Le Pentagone a reconnu la présence à des fins de « conseil et d’assistance » de soldats américains dans la province de Raqa, fief du groupe EI, où une coalition de combattants kurdes et arabes (Forces démocratiques syriennes, FDS) a lancé une offensive majeure contre les jihadistes.
Dans un geste d’apaisement à l’égard de l’allié turc ulcéré, Washington a demandé à ses militaires photographiés d’ôter l’écusson des YPG, a annoncé le colonel Steve Warren, porte-parole de la coalition militaire internationale contre l’EI en Syrie et en Irak.

Washington ‘soutient’ les YPG
Mais pas question d’abandonner les YPG. « Nous allons continuer à les soutenir », a même affirmé le porte-parole du département d’Etat, Mark Toner. Ce diplomate américain a nié toute crise avec Ankara, assurant que les états-Unis « comprenaient les inquiétudes de la Turquie » sur le dossier kurde.
Il faut dire qu’aux yeux d’Ankara les milices YPG sont étroitement liées au Parti des travailleurs du Kurdistan (PKK), organisation jugée « terroriste » par la Turquie, accusée d’avoir commis des attentats à Ankara et qui mène depuis 1984 une rébellion meurtrière. Pour Washington aussi, le PKK est une « organisation terroriste étrangère ». Mais « au contraire, les YPG, comme d’autres forces dans le nord de la Syrie, combattent efficacement l’EI », a souligné l’Américain Toner. De fait, ces combattants kurdes se sont forgé une réputation de redoutables fantassins en chassant l’an dernier les jihadistes de l’EI de la ville syrienne de Kobané, à la frontière turque.

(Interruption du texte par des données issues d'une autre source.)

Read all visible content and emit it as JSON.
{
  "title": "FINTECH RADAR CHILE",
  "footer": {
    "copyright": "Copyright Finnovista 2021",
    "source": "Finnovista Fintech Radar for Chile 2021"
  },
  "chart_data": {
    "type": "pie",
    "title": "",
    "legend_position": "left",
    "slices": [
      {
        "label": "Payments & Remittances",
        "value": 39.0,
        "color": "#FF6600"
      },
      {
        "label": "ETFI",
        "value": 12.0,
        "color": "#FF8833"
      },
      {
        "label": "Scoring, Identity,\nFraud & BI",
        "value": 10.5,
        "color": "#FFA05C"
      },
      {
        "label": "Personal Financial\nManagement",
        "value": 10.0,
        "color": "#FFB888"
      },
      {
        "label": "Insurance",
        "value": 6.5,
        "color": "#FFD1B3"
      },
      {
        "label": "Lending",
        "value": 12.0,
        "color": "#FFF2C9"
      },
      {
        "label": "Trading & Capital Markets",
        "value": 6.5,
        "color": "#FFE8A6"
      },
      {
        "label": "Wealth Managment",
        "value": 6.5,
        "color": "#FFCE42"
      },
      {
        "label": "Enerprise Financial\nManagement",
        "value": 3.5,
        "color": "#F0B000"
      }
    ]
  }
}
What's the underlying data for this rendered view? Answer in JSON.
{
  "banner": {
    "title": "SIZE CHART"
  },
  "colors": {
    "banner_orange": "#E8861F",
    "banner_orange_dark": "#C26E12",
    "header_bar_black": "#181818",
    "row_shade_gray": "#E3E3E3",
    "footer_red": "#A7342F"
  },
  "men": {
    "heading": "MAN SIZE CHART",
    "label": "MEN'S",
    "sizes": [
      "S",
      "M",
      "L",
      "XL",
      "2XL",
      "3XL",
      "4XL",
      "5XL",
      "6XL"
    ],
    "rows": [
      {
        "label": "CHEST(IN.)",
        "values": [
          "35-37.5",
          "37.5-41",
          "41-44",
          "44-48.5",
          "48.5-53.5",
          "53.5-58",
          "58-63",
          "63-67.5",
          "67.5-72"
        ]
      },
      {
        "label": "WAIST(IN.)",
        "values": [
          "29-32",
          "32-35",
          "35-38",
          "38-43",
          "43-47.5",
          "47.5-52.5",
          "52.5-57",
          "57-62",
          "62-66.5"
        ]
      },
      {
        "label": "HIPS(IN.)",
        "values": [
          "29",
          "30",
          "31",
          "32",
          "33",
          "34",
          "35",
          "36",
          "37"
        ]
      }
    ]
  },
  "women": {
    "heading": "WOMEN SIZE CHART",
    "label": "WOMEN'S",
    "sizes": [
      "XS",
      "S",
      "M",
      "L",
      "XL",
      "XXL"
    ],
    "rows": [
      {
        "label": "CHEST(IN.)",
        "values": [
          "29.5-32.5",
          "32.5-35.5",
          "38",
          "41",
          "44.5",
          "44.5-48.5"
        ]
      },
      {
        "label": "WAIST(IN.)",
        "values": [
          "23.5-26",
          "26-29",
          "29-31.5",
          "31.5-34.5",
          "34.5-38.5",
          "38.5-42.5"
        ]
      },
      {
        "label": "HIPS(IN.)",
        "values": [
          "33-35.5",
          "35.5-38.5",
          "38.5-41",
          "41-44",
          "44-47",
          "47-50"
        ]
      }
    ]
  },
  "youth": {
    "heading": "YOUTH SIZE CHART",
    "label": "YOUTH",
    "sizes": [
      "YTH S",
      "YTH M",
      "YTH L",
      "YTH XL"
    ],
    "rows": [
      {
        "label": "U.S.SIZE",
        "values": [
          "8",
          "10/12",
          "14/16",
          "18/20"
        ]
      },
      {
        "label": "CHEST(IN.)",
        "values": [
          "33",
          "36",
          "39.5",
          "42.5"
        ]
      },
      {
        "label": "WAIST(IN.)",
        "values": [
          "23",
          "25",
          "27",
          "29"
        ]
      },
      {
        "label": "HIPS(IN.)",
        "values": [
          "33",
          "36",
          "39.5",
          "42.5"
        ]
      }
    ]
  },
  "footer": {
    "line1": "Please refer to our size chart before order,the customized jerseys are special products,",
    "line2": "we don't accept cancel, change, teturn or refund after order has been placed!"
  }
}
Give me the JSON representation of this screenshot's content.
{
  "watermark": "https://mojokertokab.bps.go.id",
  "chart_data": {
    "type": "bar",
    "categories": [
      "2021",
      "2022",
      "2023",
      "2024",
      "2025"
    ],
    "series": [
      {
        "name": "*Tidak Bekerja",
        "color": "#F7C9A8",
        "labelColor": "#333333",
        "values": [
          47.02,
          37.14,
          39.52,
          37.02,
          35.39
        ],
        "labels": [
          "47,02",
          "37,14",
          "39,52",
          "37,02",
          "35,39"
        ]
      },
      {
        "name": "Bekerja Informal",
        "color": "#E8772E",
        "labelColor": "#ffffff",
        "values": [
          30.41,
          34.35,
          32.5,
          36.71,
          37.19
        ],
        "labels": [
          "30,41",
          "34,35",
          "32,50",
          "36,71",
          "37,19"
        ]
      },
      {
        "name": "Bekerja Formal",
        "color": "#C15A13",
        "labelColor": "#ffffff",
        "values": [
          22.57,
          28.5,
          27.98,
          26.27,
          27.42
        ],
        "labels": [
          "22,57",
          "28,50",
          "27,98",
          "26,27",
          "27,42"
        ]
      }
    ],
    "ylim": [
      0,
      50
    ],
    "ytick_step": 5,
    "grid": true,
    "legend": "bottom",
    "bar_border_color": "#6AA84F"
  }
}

En fait, « les états-Unis voient les YPG comme un acteur local avec qui coopérer en Syrie, alors que la Turquie les considère à juste titre comme les partenaires du PKK en Syrie », résume l’expert Ozgür Unlühisarcikli, du German Marshall Fund, pour qui « il est improbable que les deux camps surmontent leurs différends dans un avenir proche ».

Chacun sa guerre
à long terme, le soutien américain aux combattants kurdes risque de provoquer une « érosion de la confiance » entre Washington et Ankara, analyse pour l’AFP Soner Cagaptay, du centre de réflexion Washington Institute.
Pour l’expert, « la Turquie et les états-Unis mènent deux guerres différentes en Syrie: Washington contre l’EI et Ankara contre (le président syrien Bachar) al-Assad ». Et « tant que cela sera le cas, les deux pays continueront d’être en désaccord au sujet des alliances à nouer en Syrie », explique-t-il. Longtemps accusée de soutenir des éléments radicaux opposés au président syrien, la Turquie a fini par rejoindre la coalition internationale anti-EI et met à disposition sa base aérienne d’Incirlik (sud) pour des bombardiers de plusieurs pays alliés. Mais en parallèle, la Turquie, qui dit ne faire « aucune différence » entre les groupes « terroristes », continue de voir dans les YPG une menace pour ses intérêts.
Invoquant régulièrement la fable du « Scorpion et la Grenouille », le président turc Recep Tayyip Erdogan estime que les groupes « terroristes » finissent toujours par « piquer » ceux qui les soutiennent. Jeudi, la présidence turque avait déploré la décision de plusieurs pays européens, dont la France et l’Allemagne, d’autoriser le Parti de l’union démocratique (PYD), aile politique des YPG, à ouvrir des antennes sur leurs territoires. Si le PKK figure sur la liste des organisations « terroristes » des états-Unis et de l’Union européenne, les Occidentaux refusent d’y ajouter les Kurdes de Syrie, malgré les demandes répétées d’Ankara.